Webhook Signing With HMAC: How Stripe, GitHub, and Shopify Do It

A webhook is a POST request from a server you don't control to an endpoint you do. Without authentication, anyone who guesses the URL can forge events. The standard fix is HMAC: the sender signs the payload with a shared secret, and the receiver verifies the signature before trusting anything in the body. Stripe, GitHub, and Shopify all use the same primitive — HMAC-SHA256 — but with subtle differences that matter when you write the verifier.

Why HMAC and Not a Plain Hash

A plain SHA-256 of the payload proves the bytes weren't corrupted in transit, but anyone can compute it. HMAC mixes a secret key into the hash, so only parties who know the key can produce a valid signature. RFC 2104 defines HMAC as H(key XOR opad || H(key XOR ipad || message)) — two nested hashes with key-derived padding. The construction is provably secure even if the underlying hash has length-extension issues, which is why HMAC-SHA256 is preferred over a naive SHA256(secret || payload).

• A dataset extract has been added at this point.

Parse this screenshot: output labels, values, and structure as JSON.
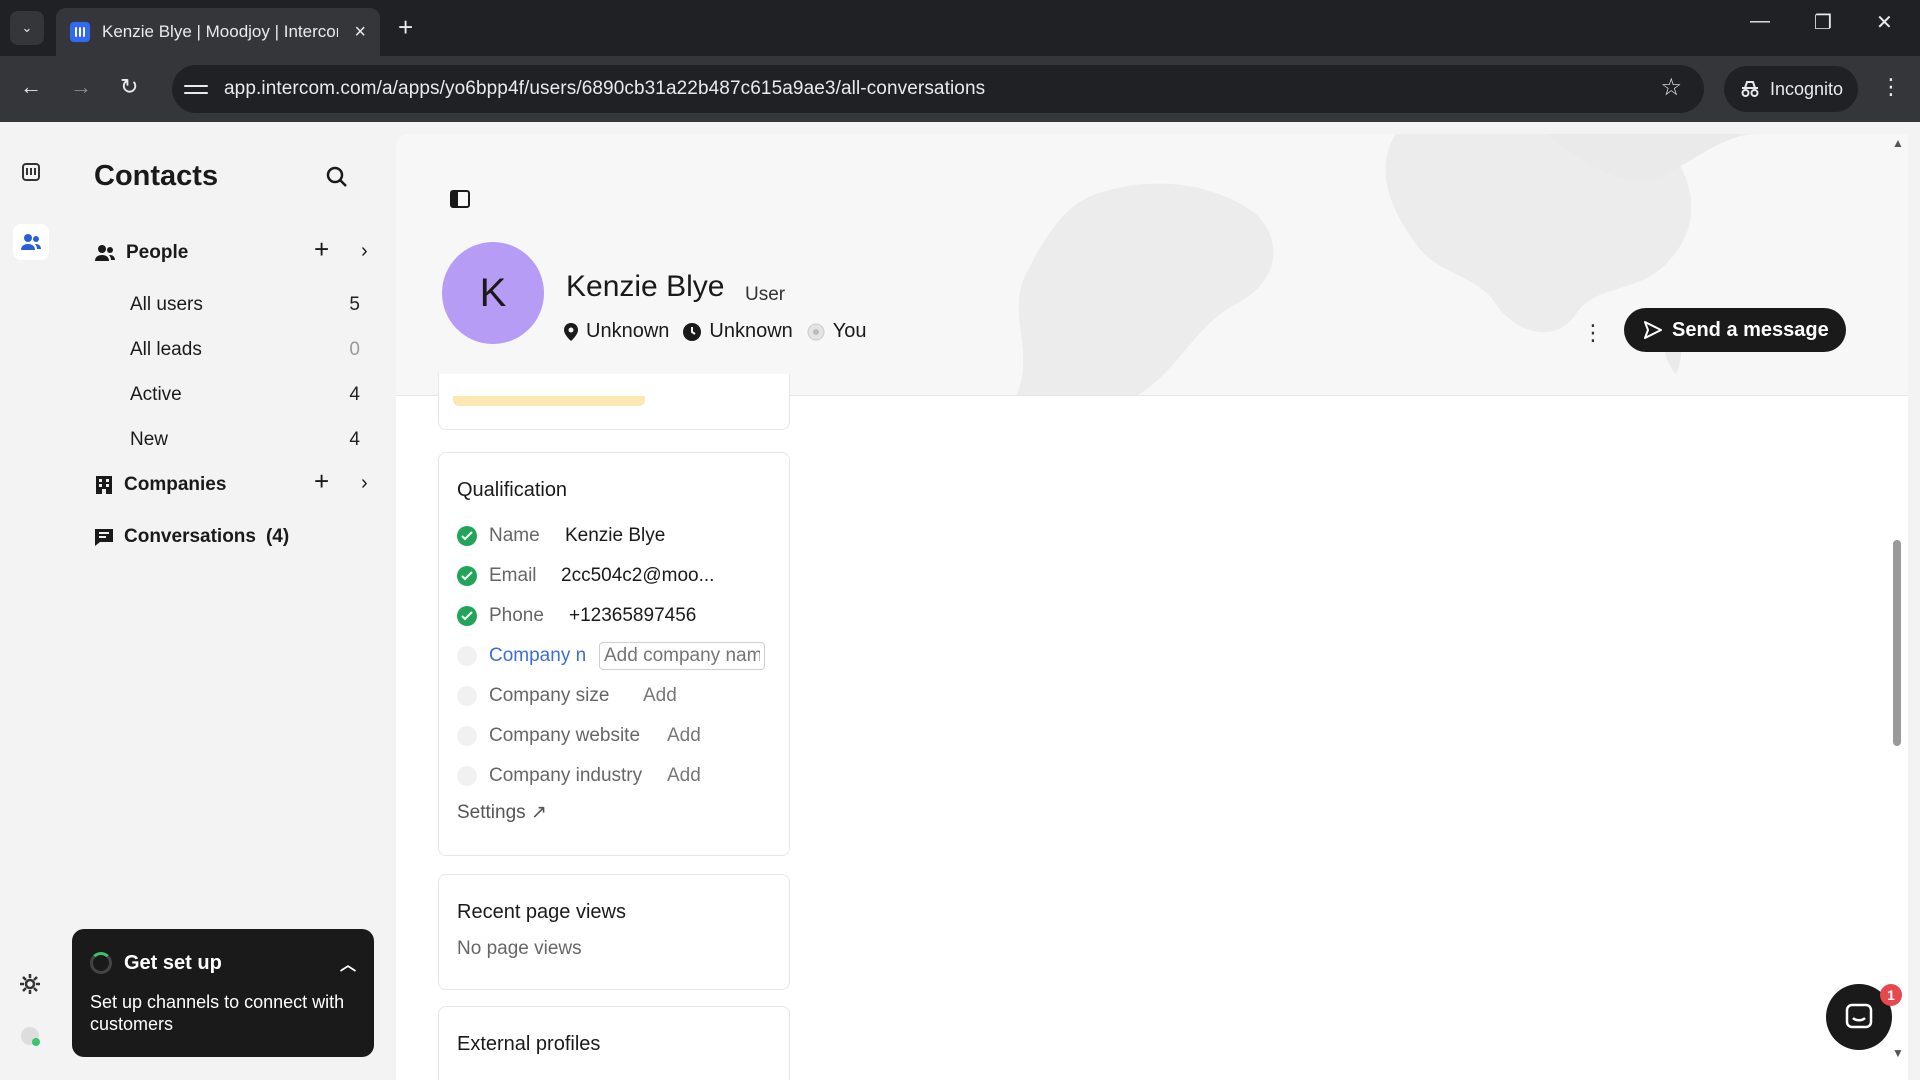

Stripe: Timestamp + Signed Payload

Stripe sends a header that looks like this:

Stripe-Signature: t=1614265330,v1=5257a869e7...,v0=...

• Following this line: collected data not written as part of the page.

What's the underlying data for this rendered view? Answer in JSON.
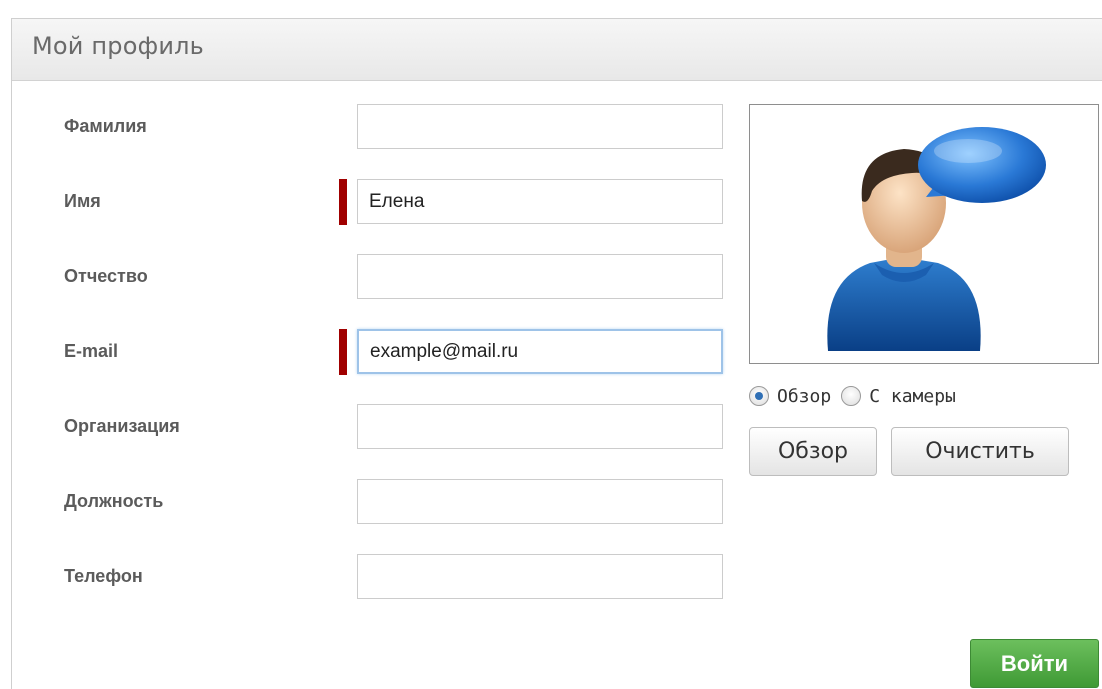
{
  "panel": {
    "title": "Мой профиль"
  },
  "form": {
    "fields": [
      {
        "label": "Фамилия",
        "value": "",
        "required": false
      },
      {
        "label": "Имя",
        "value": "Елена",
        "required": true
      },
      {
        "label": "Отчество",
        "value": "",
        "required": false
      },
      {
        "label": "E-mail",
        "value": "example@mail.ru",
        "required": true,
        "focused": true
      },
      {
        "label": "Организация",
        "value": "",
        "required": false
      },
      {
        "label": "Должность",
        "value": "",
        "required": false
      },
      {
        "label": "Телефон",
        "value": "",
        "required": false
      }
    ]
  },
  "photo": {
    "icon": "user-avatar-with-speech-bubble-icon",
    "source_options": [
      {
        "label": "Обзор",
        "checked": true
      },
      {
        "label": "С камеры",
        "checked": false
      }
    ],
    "browse_label": "Обзор",
    "clear_label": "Очистить"
  },
  "actions": {
    "login_label": "Войти"
  },
  "colors": {
    "required_marker": "#a00000",
    "login_button": "#4ea843",
    "focus_border": "#9ec3e8"
  }
}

The signed string is `${t}.${rawBody}` — the timestamp, a literal dot, and the raw request body. You compute HMAC-SHA256 over that string with your webhook secret, then compare the hex digest to v1. The timestamp lets you reject replays: if t is more than five minutes old, drop the request even if the signature checks out.

The trap here is raw body. If your framework parses JSON before you compute the HMAC, you'll re-serialise it with different whitespace and the signature will never match. Capture the bytes as they arrive on the wire.

GitHub: Just the Body

GitHub sends X-Hub-Signature-256: sha256=... — a hex digest of HMAC-SHA256 over the raw body, with no timestamp prefix. Simpler, but it means GitHub webhooks have no built-in replay protection. If a signed payload leaks (in logs, in a proxy cache), an attacker can replay it indefinitely. In practice GitHub mitigates this by also including a unique X-GitHub-Delivery UUID per delivery — you can dedupe on it server-side.

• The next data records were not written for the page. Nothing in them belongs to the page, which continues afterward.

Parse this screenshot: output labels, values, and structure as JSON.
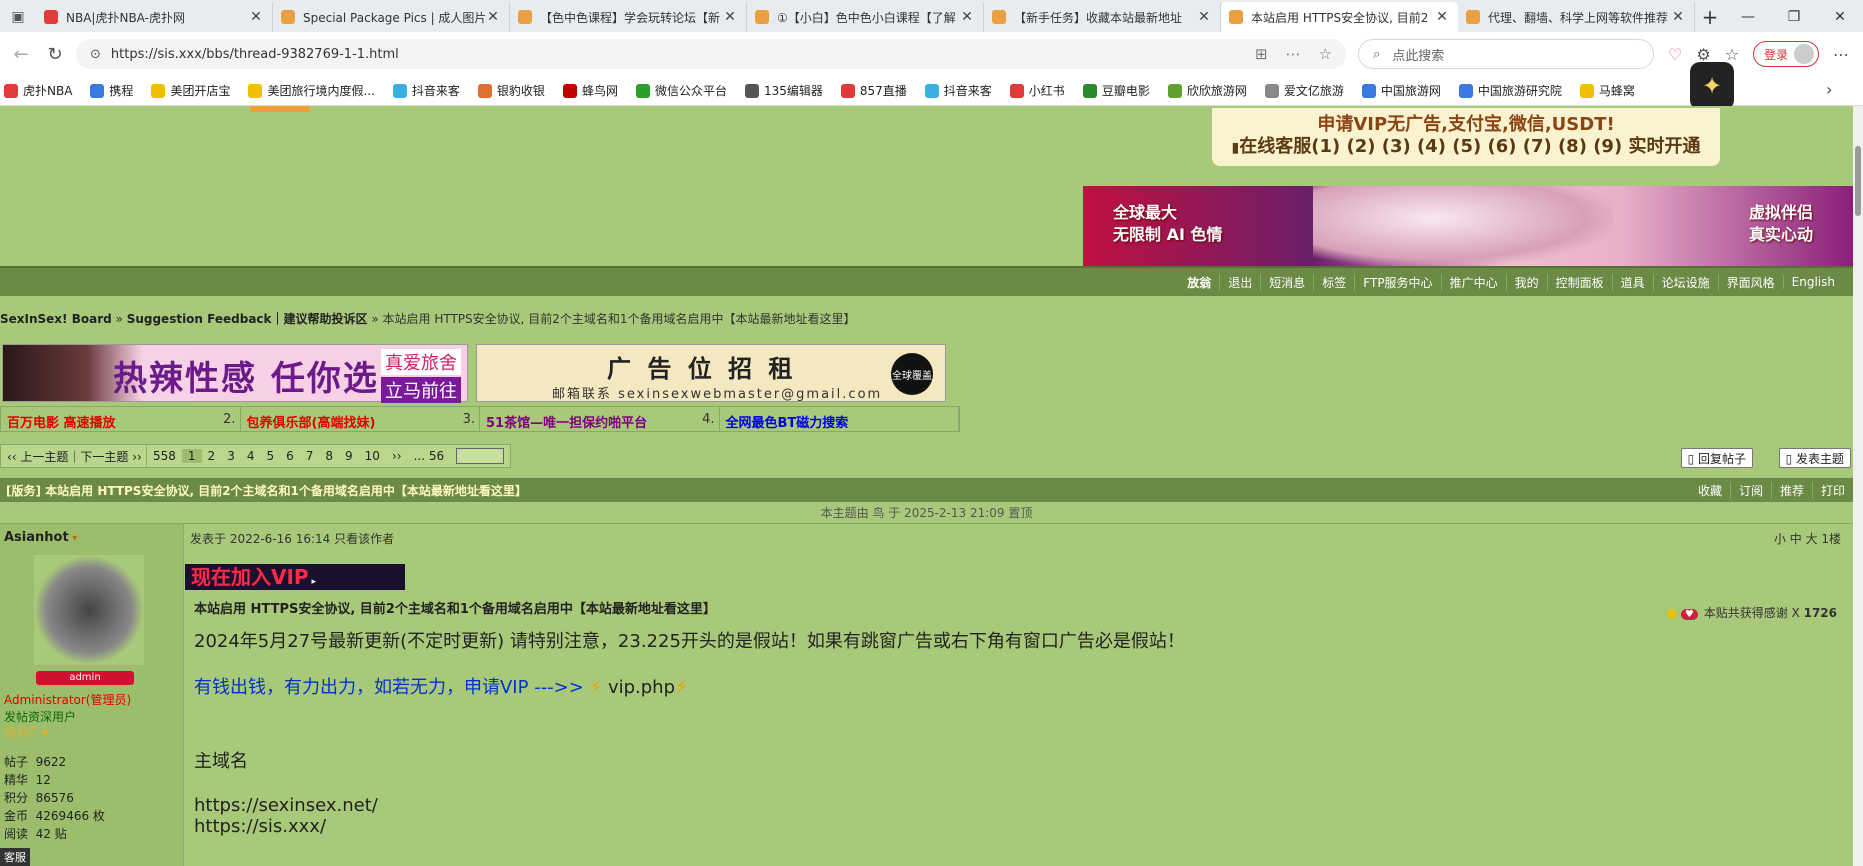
{
  "tabs": [
    {
      "title": "NBA|虎扑NBA-虎扑网",
      "color": "#e03a3a"
    },
    {
      "title": "Special Package Pics | 成人图片打",
      "color": "#e8a040"
    },
    {
      "title": "【色中色课程】学会玩转论坛【新",
      "color": "#e8a040"
    },
    {
      "title": "①【小白】色中色小白课程【了解",
      "color": "#e8a040"
    },
    {
      "title": "【新手任务】收藏本站最新地址",
      "color": "#e8a040"
    },
    {
      "title": "本站启用 HTTPS安全协议, 目前2",
      "color": "#e8a040"
    },
    {
      "title": "代理、翻墙、科学上网等软件推荐",
      "color": "#e8a040"
    }
  ],
  "new_tab": "+",
  "url": "https://sis.xxx/bbs/thread-9382769-1-1.html",
  "search_placeholder": "点此搜索",
  "login": "登录",
  "bookmarks": [
    "虎扑NBA",
    "携程",
    "美团开店宝",
    "美团旅行境内度假...",
    "抖音来客",
    "银豹收银",
    "蜂鸟网",
    "微信公众平台",
    "135编辑器",
    "857直播",
    "抖音来客",
    "小红书",
    "豆瓣电影",
    "欣欣旅游网",
    "爱文亿旅游",
    "中国旅游网",
    "中国旅游研究院",
    "马蜂窝"
  ],
  "vip": {
    "line1": "申请VIP无广告,支付宝,微信,USDT!",
    "line2": "在线客服(1) (2) (3) (4) (5) (6) (7) (8) (9) 实时开通"
  },
  "banner": {
    "left": "全球最大\n无限制 AI 色情",
    "right": "虚拟伴侣\n真实心动"
  },
  "menu": [
    "放翁",
    "退出",
    "短消息",
    "标签",
    "FTP服务中心",
    "推广中心",
    "我的",
    "控制面板",
    "道具",
    "论坛设施",
    "界面风格",
    "English"
  ],
  "breadcrumb": {
    "board": "SexInSex! Board",
    "forum": "Suggestion Feedback｜建议帮助投诉区",
    "thread": "本站启用 HTTPS安全协议, 目前2个主域名和1个备用域名启用中【本站最新地址看这里】"
  },
  "ads": {
    "ad1": "热辣性感 任你选",
    "ad1_tag1": "真爱旅舍",
    "ad1_tag2": "立马前往",
    "ad2": "广 告 位 招 租",
    "ad2_email": "邮箱联系  sexinsexwebmaster@gmail.com",
    "ad2_badge": "全球覆盖"
  },
  "links": [
    {
      "text": "百万电影 高速播放",
      "num": "2.",
      "color": "#e00000"
    },
    {
      "text": "包养俱乐部(高端找妹)",
      "num": "3.",
      "color": "#e00000"
    },
    {
      "text": "51茶馆—唯一担保约啪平台",
      "num": "4.",
      "color": "#800080"
    },
    {
      "text": "全网最色BT磁力搜索",
      "num": "",
      "color": "#0000e0"
    }
  ],
  "pager": {
    "prevnext": "‹‹ 上一主题｜下一主题 ››",
    "total": "558",
    "pages": [
      "1",
      "2",
      "3",
      "4",
      "5",
      "6",
      "7",
      "8",
      "9",
      "10"
    ],
    "next": "››",
    "last": "... 56"
  },
  "reply_btn": "回复帖子",
  "new_btn": "发表主题",
  "thread_title": "[版务] 本站启用 HTTPS安全协议, 目前2个主域名和1个备用域名启用中【本站最新地址看这里】",
  "thread_actions": [
    "收藏",
    "订阅",
    "推荐",
    "打印"
  ],
  "notice": "本主题由 鸟 于 2025-2-13 21:09 置顶",
  "author": {
    "name": "Asianhot",
    "badge": "admin",
    "role": "Administrator(管理员)",
    "rank": "发帖资深用户",
    "stats": [
      [
        "帖子",
        "9622"
      ],
      [
        "精华",
        "12"
      ],
      [
        "积分",
        "86576"
      ],
      [
        "金币",
        "4269466 枚"
      ],
      [
        "阅读",
        "42 贴"
      ]
    ],
    "extra": "客服"
  },
  "post": {
    "meta": "发表于 2022-6-16 16:14  只看该作者",
    "right": "小  中  大   1楼",
    "join_vip": "现在加入VIP",
    "thanks_label": "本贴共获得感谢 X",
    "thanks_count": "1726",
    "title": "本站启用 HTTPS安全协议, 目前2个主域名和1个备用域名启用中【本站最新地址看这里】",
    "line1": "2024年5月27号最新更新(不定时更新) 请特别注意，23.225开头的是假站！如果有跳窗广告或右下角有窗口广告必是假站！",
    "line2": "有钱出钱，有力出力，如若无力，申请VIP --->> ",
    "line2_link": "vip.php",
    "heading": "主域名",
    "domain1": "https://sexinsex.net/",
    "domain2": "https://sis.xxx/"
  }
}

Shopify: Base64 Instead of Hex

Shopify is identical to GitHub in structure but encodes the digest as Base64 in X-Shopify-Hmac-SHA256rather than hex. Easy to get wrong: if you compare a hex digest to a Base64 one, signatures will never match no matter how correct your key handling is. Always check the platform's docs for the encoding.

Constant-Time Comparison

Once you compute your expected signature, compare it to the received signature with a constant-time function — crypto.timingSafeEqual in Node, hmac.compare_digest in Python, subtle.ConstantTimeComparein Go. A regular string equality check returns early on the first mismatching byte, leaking information about how many bytes are correct. Over enough requests an attacker can use this timing signal to forge a valid signature byte by byte. The attack is theoretical on most networks but trivial to defend against, so there's no excuse.

The Verification Recipe

For any HMAC-signed webhook, the steps are always:

• Capture the raw request body before any parsing or middleware.
• Reconstruct the exact string the sender signed (body alone, or timestamp.body, depending on the platform).
• Compute HMAC-SHA256 with your webhook secret.
• Encode the result the way the platform encodes it (hex or Base64).
• Compare to the header value with a constant-time function.
• If a timestamp is present, reject anything older than your tolerance window (Stripe defaults to 5 minutes).

Rotating Secrets

Webhook secrets leak the same way any credential does — in committed config files, in CI logs, in a sloppy support thread. Most platforms let you have two valid secrets for a rotation window. During rotation, your verifier should accept either; once traffic drains from the old one, retire it. Stripe's dashboard lets you generate a new endpoint secret and keep the old one live for 24 hours; GitHub and Shopify expect you to handle the overlap yourself.

What HMAC Doesn't Solve

HMAC verifies that whoever sent the request knows the secret. It doesn't encrypt the payload — anything in the body is visible to TLS-terminating proxies and logging middleware. It doesn't prove freshness without a timestamp. And it doesn't protect against an attacker who already has the secret. For payloads that contain sensitive data, terminate TLS at your application, treat webhook secrets like any other credential, and rotate them on a schedule.

Webhook signing is one of those primitives that's easy to skip on day one and painful to retrofit on day 200. Bake it in early, copy the patterns the big platforms use, and you'll avoid the long tail of forged-event bug reports.